LEWISTON — Fans lucky enough to be inside Arlington’s Cowboys Stadium contended with balmy 72-degree temperatures when the Packers and Steelers kicked off Super Bowl XLV Sunday evening.

Closer to home, the boys of Darcy Drive in Lewiston may not have been lucky enough to be in the warmth of the Lone Star State, but they definitely weren’t short on good food, beer and plenty of fun as they huddled around a 32-inch television  and a roaring fire in the backyard.

“It’s mostly neighbors and friends,” host Corey Gagnier said. “You can’t really find a lot of people who will commit to being outside for four hours.”

Gagnier cleared his backyard and area around the fire pit using a snow blower, creating a “snow-made” shelter to keep his die-hard friends out of the elements as best he could. The Lewiston man even plowed a path from the front driveway to the game-day corner of his backyard.

Gagnier was happy for Sunday’s mild weather, adding that the outdoor gathering, which has been going on for several years, was only called off one year due to the bad weather. No dome needed in Maine.
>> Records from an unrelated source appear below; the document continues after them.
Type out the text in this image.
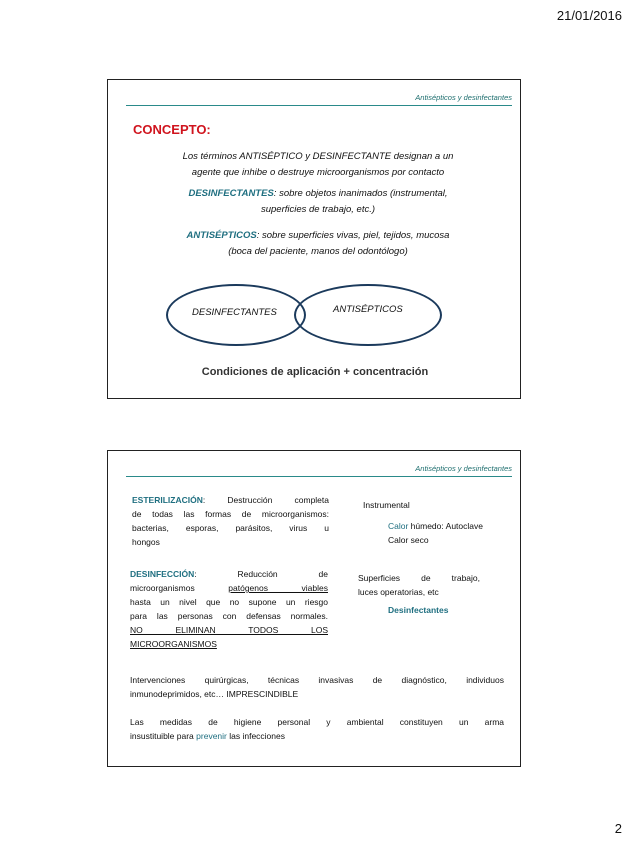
21/01/2016
Antisépticos y desinfectantes
CONCEPTO:
Los términos ANTISÉPTICO y DESINFECTANTE designan a un
agente que inhibe o destruye microorganismos por contacto
DESINFECTANTES: sobre objetos inanimados (instrumental,
superficies de trabajo, etc.)
ANTISÉPTICOS: sobre superficies vivas, piel, tejidos, mucosa
(boca del paciente, manos del odontólogo)
DESINFECTANTES	ANTISÉPTICOS
Condiciones de aplicación + concentración
Antisépticos y desinfectantes
ESTERILIZACIÓN: Destrucción completa
de todas las formas de microorganismos:
bacterias, esporas, parásitos, virus u
hongos
Instrumental
Calor húmedo: Autoclave
Calor seco
DESINFECCIÓN: Reducción de
microorganismos	patógenos viables
hasta un nivel que no supone un riesgo
para las personas con defensas normales.
NO ELIMINAN TODOS LOS
MICROORGANISMOS
Superficies de trabajo,
luces operatorias, etc
Desinfectantes
Intervenciones quirúrgicas, técnicas invasivas de diagnóstico, individuos
inmunodeprimidos, etc… IMPRESCINDIBLE
Las medidas de higiene personal y ambiental constituyen un arma
insustituible para prevenir las infecciones
2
“Almost everyone here is a Pats’ fan, but we all have to suffer through this year’s Super Bowl,” Derek Monteith, one of more than 10 guys from the neighborhood gathered around the bonfire for the annual tailgate party, said. “I’m just past the denial stage. But the Super Bowl is too much fun not to watch, even if your team isn’t in it.”

Cheers went up as Green Bay drew first blood in the first 15 minutes of the game, but a hush fell over the crowd as the infamous Super Bowl commercials flashed across the screen.

“I’d give it a five.”

“Ah … lots of build up. Not a lot off umph.”
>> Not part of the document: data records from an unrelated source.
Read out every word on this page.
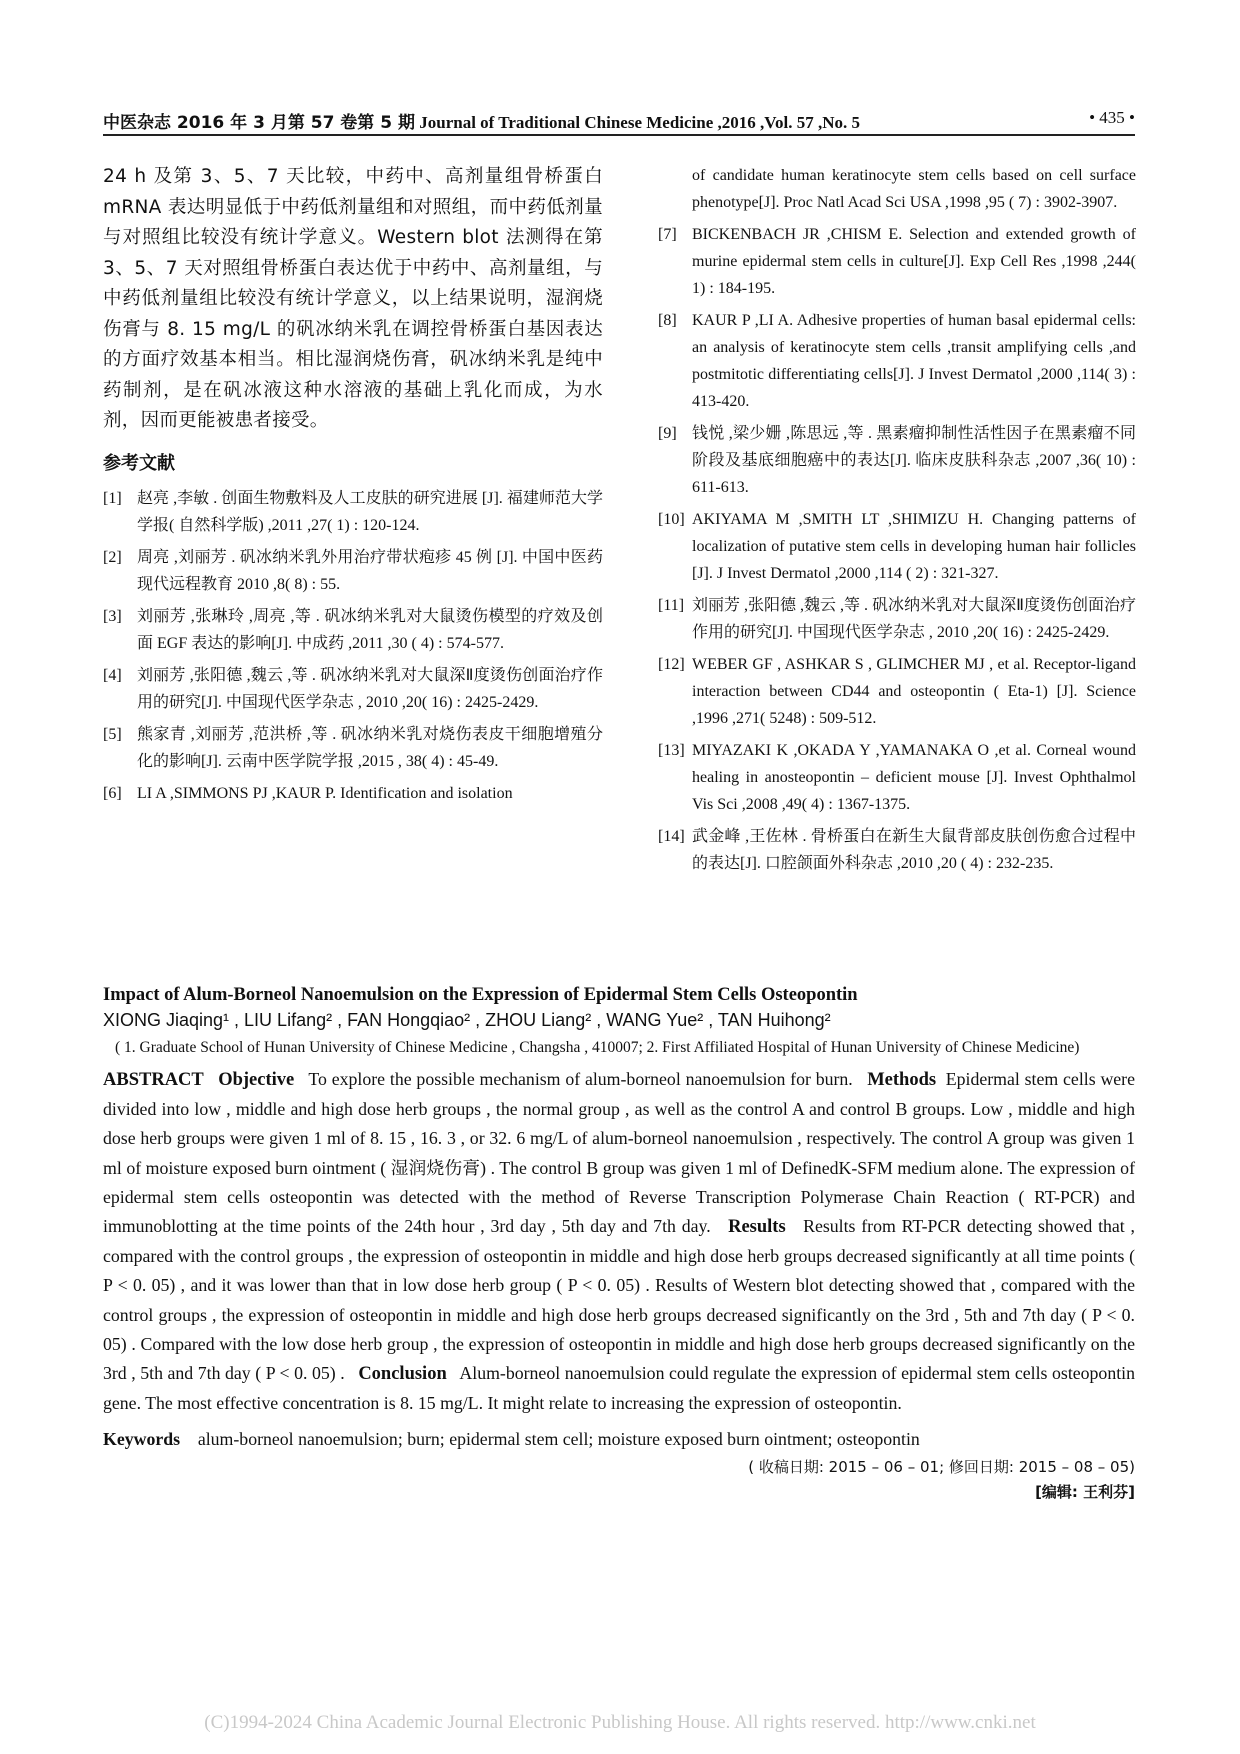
中医杂志 2016 年 3 月第 57 卷第 5 期 Journal of Traditional Chinese Medicine ,2016 ,Vol. 57 ,No. 5	• 435 •

24 h 及第 3、5、7 天比较，中药中、高剂量组骨桥蛋白 mRNA 表达明显低于中药低剂量组和对照组，而中药低剂量与对照组比较没有统计学意义。Western blot 法测得在第 3、5、7 天对照组骨桥蛋白表达优于中药中、高剂量组，与中药低剂量组比较没有统计学意义，以上结果说明，湿润烧伤膏与 8. 15 mg/L 的矾冰纳米乳在调控骨桥蛋白基因表达的方面疗效基本相当。相比湿润烧伤膏，矾冰纳米乳是纯中药制剂，是在矾冰液这种水溶液的基础上乳化而成，为水剂，因而更能被患者接受。

参考文献
[1] 赵亮 ,李敏 . 创面生物敷料及人工皮肤的研究进展 [J]. 福建师范大学学报( 自然科学版) ,2011 ,27( 1) : 120-124.
[2] 周亮 ,刘丽芳 . 矾冰纳米乳外用治疗带状疱疹 45 例 [J]. 中国中医药现代远程教育 2010 ,8( 8) : 55.
[3] 刘丽芳 ,张琳玲 ,周亮 ,等 . 矾冰纳米乳对大鼠烫伤模型的疗效及创面 EGF 表达的影响[J]. 中成药 ,2011 ,30 ( 4) : 574-577.
[4] 刘丽芳 ,张阳德 ,魏云 ,等 . 矾冰纳米乳对大鼠深Ⅱ度烫伤创面治疗作用的研究[J]. 中国现代医学杂志 , 2010 ,20( 16) : 2425-2429.
[5] 熊家青 ,刘丽芳 ,范洪桥 ,等 . 矾冰纳米乳对烧伤表皮干细胞增殖分化的影响[J]. 云南中医学院学报 ,2015 , 38( 4) : 45-49.
[6] LI A ,SIMMONS PJ ,KAUR P. Identification and isolation
of candidate human keratinocyte stem cells based on cell surface phenotype[J]. Proc Natl Acad Sci USA ,1998 ,95 ( 7) : 3902-3907.
[7] BICKENBACH JR ,CHISM E. Selection and extended growth of murine epidermal stem cells in culture[J]. Exp Cell Res ,1998 ,244( 1) : 184-195.
[8] KAUR P ,LI A. Adhesive properties of human basal epidermal cells: an analysis of keratinocyte stem cells ,transit amplifying cells ,and postmitotic differentiating cells[J]. J Invest Dermatol ,2000 ,114( 3) : 413-420.
[9] 钱悦 ,梁少姗 ,陈思远 ,等 . 黑素瘤抑制性活性因子在黑素瘤不同阶段及基底细胞癌中的表达[J]. 临床皮肤科杂志 ,2007 ,36( 10) : 611-613.
[10] AKIYAMA M ,SMITH LT ,SHIMIZU H. Changing patterns of localization of putative stem cells in developing human hair follicles [J]. J Invest Dermatol ,2000 ,114 ( 2) : 321-327.
[11] 刘丽芳 ,张阳德 ,魏云 ,等 . 矾冰纳米乳对大鼠深Ⅱ度烫伤创面治疗作用的研究[J]. 中国现代医学杂志 , 2010 ,20( 16) : 2425-2429.
[12] WEBER GF , ASHKAR S , GLIMCHER MJ , et al. Receptor-ligand interaction between CD44 and osteopontin ( Eta-1) [J]. Science ,1996 ,271( 5248) : 509-512.
[13] MIYAZAKI K ,OKADA Y ,YAMANAKA O ,et al. Corneal wound healing in anosteopontin – deficient mouse [J]. Invest Ophthalmol Vis Sci ,2008 ,49( 4) : 1367-1375.
[14] 武金峰 ,王佐林 . 骨桥蛋白在新生大鼠背部皮肤创伤愈合过程中的表达[J]. 口腔颌面外科杂志 ,2010 ,20 ( 4) : 232-235.
Impact of Alum-Borneol Nanoemulsion on the Expression of Epidermal Stem Cells Osteopontin
XIONG Jiaqing¹ , LIU Lifang² , FAN Hongqiao² , ZHOU Liang² , WANG Yue² , TAN Huihong²
( 1. Graduate School of Hunan University of Chinese Medicine , Changsha , 410007; 2. First Affiliated Hospital of Hunan University of Chinese Medicine)

ABSTRACT Objective To explore the possible mechanism of alum-borneol nanoemulsion for burn. Methods Epidermal stem cells were divided into low , middle and high dose herb groups , the normal group , as well as the control A and control B groups. Low , middle and high dose herb groups were given 1 ml of 8. 15 , 16. 3 , or 32. 6 mg/L of alum-borneol nanoemulsion , respectively. The control A group was given 1 ml of moisture exposed burn ointment ( 湿润烧伤膏) . The control B group was given 1 ml of DefinedK-SFM medium alone. The expression of epidermal stem cells osteopontin was detected with the method of Reverse Transcription Polymerase Chain Reaction ( RT-PCR) and immunoblotting at the time points of the 24th hour , 3rd day , 5th day and 7th day. Results Results from RT-PCR detecting showed that , compared with the control groups , the expression of osteopontin in middle and high dose herb groups decreased significantly at all time points ( P < 0. 05) , and it was lower than that in low dose herb group ( P < 0. 05) . Results of Western blot detecting showed that , compared with the control groups , the expression of osteopontin in middle and high dose herb groups decreased significantly on the 3rd , 5th and 7th day ( P < 0. 05) . Compared with the low dose herb group , the expression of osteopontin in middle and high dose herb groups decreased significantly on the 3rd , 5th and 7th day ( P < 0. 05) . Conclusion Alum-borneol nanoemulsion could regulate the expression of epidermal stem cells osteopontin gene. The most effective concentration is 8. 15 mg/L. It might relate to increasing the expression of osteopontin.

Keywords alum-borneol nanoemulsion; burn; epidermal stem cell; moisture exposed burn ointment; osteopontin
( 收稿日期: 2015 – 06 – 01; 修回日期: 2015 – 08 – 05)
[编辑: 王利芬]
(C)1994-2024 China Academic Journal Electronic Publishing House. All rights reserved. http://www.cnki.net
“Hope they get better next quarter.”

“We need a bigger screen next year.”

Gagnier and his neighbor, Andy Lussier, came up with the idea back around 2005.  The two said the outdoor event draws more and more people each year. In fact, the entire neighborhood gets in on the big event.

Another neighbor, Patrick Loisel, said that all the wives and little kids are gathered at one house. He used his snow-blower to transform his front yard into a sliding hill for the older kids not interested in watching the game and not interested in being stuck inside with their younger siblings.
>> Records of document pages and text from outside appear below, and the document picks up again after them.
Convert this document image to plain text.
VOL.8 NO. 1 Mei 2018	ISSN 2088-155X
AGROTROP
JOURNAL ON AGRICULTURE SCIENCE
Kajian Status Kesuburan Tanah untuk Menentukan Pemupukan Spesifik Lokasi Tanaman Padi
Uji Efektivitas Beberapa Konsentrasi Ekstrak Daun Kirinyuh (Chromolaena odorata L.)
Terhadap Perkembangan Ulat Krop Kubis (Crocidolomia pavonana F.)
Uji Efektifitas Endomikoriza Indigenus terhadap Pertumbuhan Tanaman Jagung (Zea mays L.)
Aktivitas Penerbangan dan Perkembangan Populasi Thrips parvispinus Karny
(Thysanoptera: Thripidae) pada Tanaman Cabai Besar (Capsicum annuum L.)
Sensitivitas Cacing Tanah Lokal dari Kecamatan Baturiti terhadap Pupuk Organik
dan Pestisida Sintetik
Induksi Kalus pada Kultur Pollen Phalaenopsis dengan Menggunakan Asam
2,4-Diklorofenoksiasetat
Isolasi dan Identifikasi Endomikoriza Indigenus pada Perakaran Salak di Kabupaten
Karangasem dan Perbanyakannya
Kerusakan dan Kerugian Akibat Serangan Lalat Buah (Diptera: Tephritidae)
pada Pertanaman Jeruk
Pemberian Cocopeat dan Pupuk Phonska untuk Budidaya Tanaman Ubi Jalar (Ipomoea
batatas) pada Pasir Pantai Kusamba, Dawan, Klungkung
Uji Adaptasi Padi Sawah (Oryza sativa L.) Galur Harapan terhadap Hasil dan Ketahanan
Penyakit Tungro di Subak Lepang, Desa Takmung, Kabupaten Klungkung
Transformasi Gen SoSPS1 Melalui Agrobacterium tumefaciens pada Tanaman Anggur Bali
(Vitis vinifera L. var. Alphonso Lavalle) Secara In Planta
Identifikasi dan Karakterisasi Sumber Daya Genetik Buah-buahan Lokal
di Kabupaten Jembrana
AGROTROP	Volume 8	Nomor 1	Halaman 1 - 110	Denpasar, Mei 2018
Of course, some of the older kids make their way back to check up on dad and a few younger ones venture back with moms in tow for goodnight kisses.

“I really just don’t want to stay inside with all the little kids,” 15-year-old Abbie Loisel said.

Gagnier, his neighbors and their families said they gather almost weekly throughout the summer and play horseshoes or cards in the backyard by the fire pit.